Dalla squalifica per doping alla semifinale in un Master 1000, sulla terra, la superficie a lui meno congeniale. La rinascita di un giocatore atipico, che riesce a far coesistere un temperamento burrascoso con un tennis intellettuale e stilisticamente impeccabile.
Se il torneo di Daniel Evans fosse un’opera d’arte, sarebbe sicuramente un quadro di Kandinsky. La schizofrenia dell’elemento geometrico, le linee (curve, rette, sottili, spesse) che si accavallano e si compenetrano, originando quel «caos ordinato» tipico della corrente astrattista.
Questo astratto «caos ordinato» ha trovato concretizzazione a Montecarlo, nel tennis del britannico. Traiettorie, rotazioni, variazioni. Repentine sortite a rete, palle corte soffici e deliziose (per gli occhi) come zucchero filato. Una semifinale in singolare e una finale in doppio, in coppia con Neal Skupski. Al primo turno è subito battaglia contro il finalista dell’edizione del 2019, Dusan Lajovic, sempre ostico sul rosso, ed Evans se ne libera per 63 67(11) 62. Al secondo turno passeggiata di salute contro Hurcacz (il polacco, fresco vincitore di Miami, ha dato fin da subito l’impressione di essere venuto nel Principato con intenti più vacanzieri che agonistici) e poi le due imprese, negli ottavi contro Novak Djokovic (64 75), e nei quarti, in rimonta, per 57 63 64 contro un David Goffin che era apparso in grande spolvero nei giorni precedenti. In semifinale è arrivato svuotato di ogni energia, forse anche a causa del suo impegno in doppio, e ha opposto poca resistenza contro Tsitsipas.
Il match con Djokovic
Il trentenne di Birmingham ha applicato con solerzia l’intramontabile tattica del «se non mi sfondi allora cederai prima tu». Solo che non l’ha applicata contro uno qualunque. Nole ha smarrito ogni tipo di certezza al cospetto delle rasoiate del britannico, sempre telecomandate a un palmo dalla riga. Mettici un Djokovic a mezzo servizio (anche se il giorno prima aveva dominato Sinner) e pure il campo zuppo dopo la pioggia dei giorni precedenti: il risultato è una partita dai ritmi pacati, in cui paradossalmente è il numero uno del mondo ad adattarsi al gioco imposto da Evans.

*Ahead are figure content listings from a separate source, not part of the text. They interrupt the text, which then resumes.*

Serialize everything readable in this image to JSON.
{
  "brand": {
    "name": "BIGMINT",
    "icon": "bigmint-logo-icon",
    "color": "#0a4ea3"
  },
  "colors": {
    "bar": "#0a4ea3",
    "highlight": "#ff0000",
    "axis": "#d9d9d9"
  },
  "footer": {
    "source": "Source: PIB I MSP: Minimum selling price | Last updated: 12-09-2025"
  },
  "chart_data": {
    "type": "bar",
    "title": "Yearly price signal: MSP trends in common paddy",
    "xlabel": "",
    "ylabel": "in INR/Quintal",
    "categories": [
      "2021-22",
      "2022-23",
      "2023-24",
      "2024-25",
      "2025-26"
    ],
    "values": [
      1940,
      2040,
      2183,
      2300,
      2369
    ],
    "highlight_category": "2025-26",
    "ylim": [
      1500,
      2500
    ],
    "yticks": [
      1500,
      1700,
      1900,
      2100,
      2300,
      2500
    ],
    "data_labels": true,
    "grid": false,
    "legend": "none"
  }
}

Il serbo era molto lontano dai giorni migliori, certo. Il suo harakiri culmina con il doppio fallo che manda Evans a servire per il match. Ma c’è molto del britannico in questa vittoria. Interpreta un tennis vario e multiforme, offre palle sempre diverse, disegna sul campo geometrie di rara bellezza. Il suo è un tennis nobile, d’altri tempi, accessibile a pochi. È a mio parere uno dei giocatori più intelligenti del circuito. Gioca una partita che è prevalentemente di contenimento, ma la condisce però con celestiali discese a rete e improvvisi serve and volley (su terra, contro Djokovic!). Come quei centrocampisti d’interdizione che vincono tutti i contrasti e nei minuti di recupero hanno anche la forza e il coraggio di inserirsi in area per trovare la zampata vincente e il gol decisivo.

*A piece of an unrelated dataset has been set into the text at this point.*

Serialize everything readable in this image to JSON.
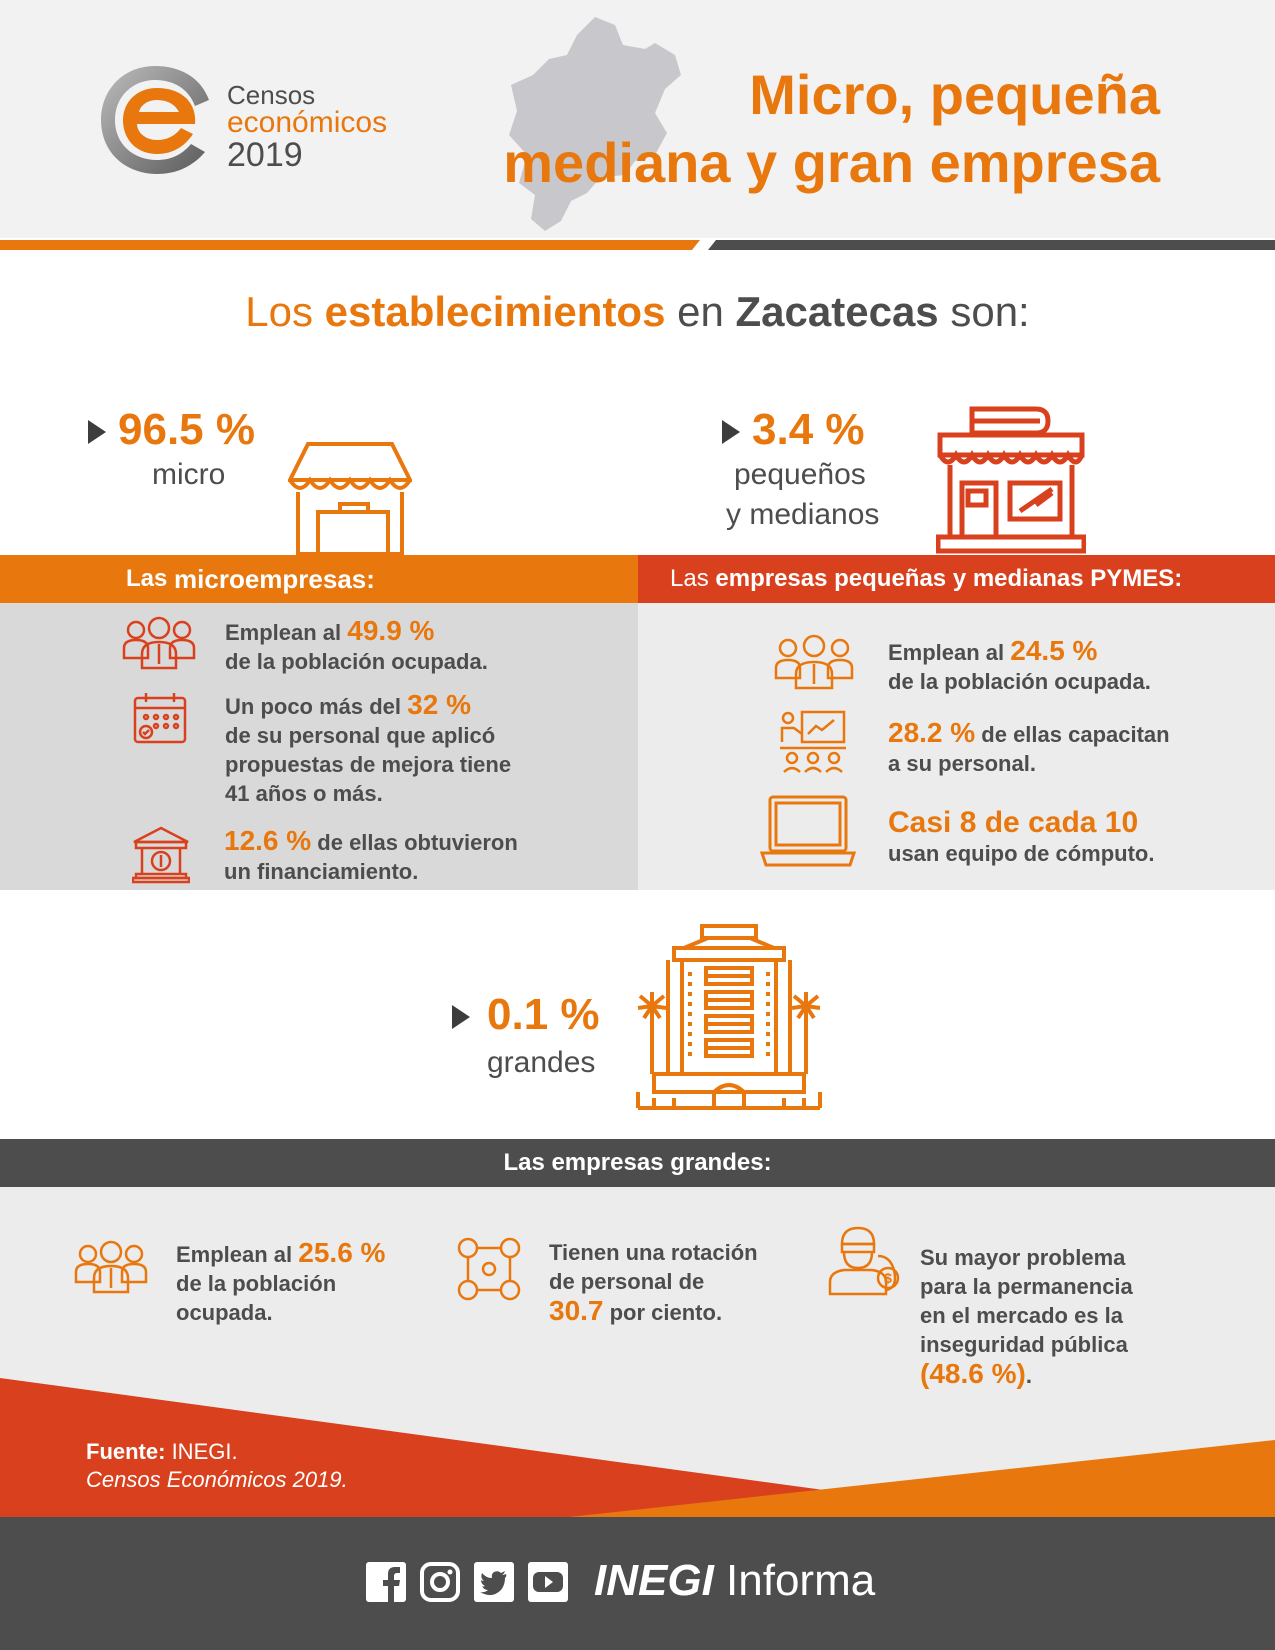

Ma facciamo un passo indietro
Erano esattamente quattro anni fa quando Daniel Evans venne trovato positivo alla cocaina durante un test anti-doping. Era all’apice della sua carriera e all’improvviso perse tutto: la classifica, gli sponsor e il rispetto dei suoi colleghi. Ammise subito le sue colpe con delle parole molto franche che, se rilette oggi, riflettono un pentimento sincero:
Ho commesso un errore e ora devo affrontarne le conseguenze… l’unica cosa che posso fare è scusarmi dal profondo del mio cuore. Questo è per me un giorno molto difficile. Volevo venire qui di persona per dirvi che pochi giorni fa sono stato informato di aver fallito un test anti-doping fatto ad aprile, e sono risultato positivo alla cocaina. Non considero accettabile il mio comportamento neanche per un secondo, è stata una cosa inaccettabile. Ho deluso molte persone, la mia famiglia, il mio team, gli sponsor, il tennis britannico e i miei fan.”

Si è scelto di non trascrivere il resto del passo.